The Returned, an eight-part French TV drama, is based on a 2004 movie called Les Revenants, but now inevitably seems also to draw on the trend for populist-metaphysical TV dramas, which generally turn out to be set in purgatory, including Life On Mars/Ashes To Ashes in the UK and Lost in the US. It shares with the latter the use of flashbacks to establish what happened to the characters before they became whatever they are now. The ABC network is remaking The Returned, but the French original confirms, after Spiral, the nation's challenge to Scandinavia as the new powerhouse of small-screen drama.

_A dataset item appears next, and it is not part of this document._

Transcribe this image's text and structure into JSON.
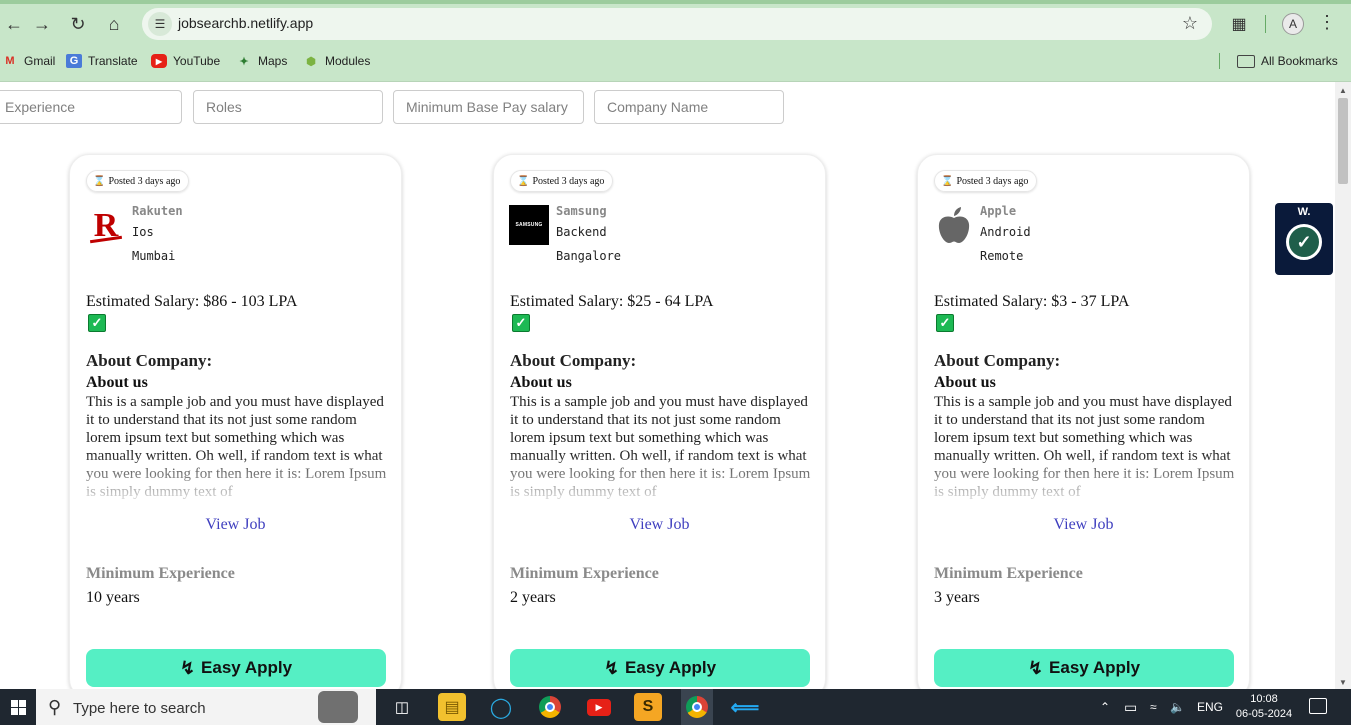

The Returned satisfyingly combines a variety of genres, most obviously including zombie horror but also crime drama, because a serial killer seems to be at loose in the mourning community, raising the question of whether those who are already dead can be killed or, indeed, kill. However, the series also explores deeper questions of grief and faith. When one terrified local comments that such resurrections are "unprecedented", another mutters, "Except once." But, while the believers in the town have apparently had their prayers answered, we suspect they will almost certainly conclude that they should have been careful what they prayed for.
These subtler undercurrents – and the murder investigation – prevent the show from becoming a standard yarn about the undead. And there are numerous sharp touches in writing, acting and direction. When one bereaved mother excitedly tells the support group that she is pregnant, a fleeting cutaway catches the pain on the face of an older woman who is denied that option of continuation. The "Is this really happening?" scenes between the mourning and the dead are also beautifully done, including a moment when a mother struggles not to favour her resurrected daughter over the living one.
There are perhaps moments when it gets a little… well, French, such as identical twin sisters who experience each other's orgasms, but otherwise this tense and thoughtful ghost and crime story – Channel 4's first foreign drama for 20 years – seems set to be this year's smart subtitled import.
• The Returned starts on Channel 4 in June.